The Conversation
Cuando los sobrevivientes de traumas relatan sus experiencias, a menudo son cuestionados debido a la forma en que cuentan sus historias. Pueden tener dificultades para recordar lo que sucedió, o sus recuerdos pueden estar confusos o incluso ser contradictorios. Las personas que escuchan esas historias —abogados, periodistas, profesionales de la salud o amigos— esperan una narrativa más clara y lineal.
Quien no ha pasado por un trauma también puede sorprenderse al escuchar cómo actuó la persona en ese momento. Es fácil suponer que alguien que atraviesa un evento traumático tendría una reacción de "lucha o huida", luchando instintivamente contra el agresor o huyendo del lugar, pero puede que no sea así.

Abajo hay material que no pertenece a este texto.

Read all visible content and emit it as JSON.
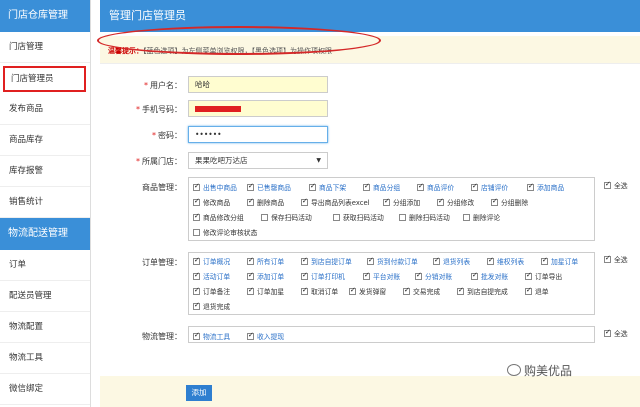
{
  "sidebar": {
    "section1_title": "门店仓库管理",
    "section1_items": [
      "门店管理",
      "门店管理员",
      "发布商品",
      "商品库存",
      "库存报警",
      "销售统计"
    ],
    "section2_title": "物流配送管理",
    "section2_items": [
      "订单",
      "配送员管理",
      "物流配置",
      "物流工具",
      "微信绑定"
    ]
  },
  "main": {
    "title": "管理门店管理员",
    "tip_label": "温馨提示：",
    "tip_text": "【蓝色选项】为左侧菜单浏览权限，【黑色选项】为操作项权限"
  },
  "form": {
    "username_label": "用户名：",
    "username_value": "哈哈",
    "phone_label": "手机号码：",
    "password_label": "密码：",
    "password_value": "••••••",
    "store_label": "所属门店：",
    "store_value": "果果吃吧万达店",
    "goods_label": "商品管理：",
    "orders_label": "订单管理：",
    "logistics_label": "物流管理：",
    "select_all": "全选",
    "add_button": "添加"
  },
  "goods_perms": [
    {
      "label": "出售中商品",
      "blue": true,
      "checked": true
    },
    {
      "label": "已售罄商品",
      "blue": true,
      "checked": true
    },
    {
      "label": "商品下架",
      "blue": true,
      "checked": true
    },
    {
      "label": "商品分组",
      "blue": true,
      "checked": true
    },
    {
      "label": "商品评价",
      "blue": true,
      "checked": true
    },
    {
      "label": "店铺评价",
      "blue": true,
      "checked": true
    },
    {
      "label": "添加商品",
      "blue": true,
      "checked": true
    },
    {
      "label": "修改商品",
      "blue": false,
      "checked": true
    },
    {
      "label": "删除商品",
      "blue": false,
      "checked": true
    },
    {
      "label": "导出商品列表excel",
      "blue": false,
      "checked": true
    },
    {
      "label": "分组添加",
      "blue": false,
      "checked": true
    },
    {
      "label": "分组修改",
      "blue": false,
      "checked": true
    },
    {
      "label": "分组删除",
      "blue": false,
      "checked": true
    },
    {
      "label": "商品修改分组",
      "blue": false,
      "checked": true
    },
    {
      "label": "保存扫码活动",
      "blue": false,
      "checked": false
    },
    {
      "label": "获取扫码活动",
      "blue": false,
      "checked": false
    },
    {
      "label": "删除扫码活动",
      "blue": false,
      "checked": false
    },
    {
      "label": "删除评论",
      "blue": false,
      "checked": false
    },
    {
      "label": "修改评论审核状态",
      "blue": false,
      "checked": false
    }
  ],
  "order_perms": [
    {
      "label": "订单概况",
      "blue": true,
      "checked": true
    },
    {
      "label": "所有订单",
      "blue": true,
      "checked": true
    },
    {
      "label": "到店自提订单",
      "blue": true,
      "checked": true
    },
    {
      "label": "货到付款订单",
      "blue": true,
      "checked": true
    },
    {
      "label": "退货列表",
      "blue": true,
      "checked": true
    },
    {
      "label": "维权列表",
      "blue": true,
      "checked": true
    },
    {
      "label": "加星订单",
      "blue": true,
      "checked": true
    },
    {
      "label": "活动订单",
      "blue": true,
      "checked": true
    },
    {
      "label": "添加订单",
      "blue": true,
      "checked": true
    },
    {
      "label": "订单打印机",
      "blue": true,
      "checked": true
    },
    {
      "label": "平台对账",
      "blue": true,
      "checked": true
    },
    {
      "label": "分销对账",
      "blue": true,
      "checked": true
    },
    {
      "label": "批发对账",
      "blue": true,
      "checked": true
    },
    {
      "label": "订单导出",
      "blue": false,
      "checked": true
    },
    {
      "label": "订单备注",
      "blue": false,
      "checked": true
    },
    {
      "label": "订单加星",
      "blue": false,
      "checked": true
    },
    {
      "label": "取消订单",
      "blue": false,
      "checked": true
    },
    {
      "label": "发货弹窗",
      "blue": false,
      "checked": true
    },
    {
      "label": "交易完成",
      "blue": false,
      "checked": true
    },
    {
      "label": "到店自提完成",
      "blue": false,
      "checked": true
    },
    {
      "label": "退单",
      "blue": false,
      "checked": true
    },
    {
      "label": "退货完成",
      "blue": false,
      "checked": true
    }
  ],
  "logistics_perms": [
    {
      "label": "物流工具",
      "blue": true,
      "checked": true
    },
    {
      "label": "收入提现",
      "blue": true,
      "checked": true
    }
  ],
  "watermark": "购美优品"
}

Comprender la ciencia detrás de cómo el trauma afecta la memoria y el comportamiento revela por qué esas reacciones pueden, en realidad, ser esperables y no son contradictorias.
Tanto en mi trabajo académico como clínico como psicóloga, he sido testigo del impacto que el trauma tiene en los recuerdos y comportamientos de las personas, especialmente cuando un evento en su vida actual despierta algo de su pasado.
Las investigaciones muestran que adoptar un enfoque informado sobre el trauma, que prioriza la comprensión y la curiosidad por la experiencia de alguien en lugar del juicio o la evaluación crítica, aumenta la empatía hacia los pensamientos, sentimientos y comportamientos de los sobrevivientes.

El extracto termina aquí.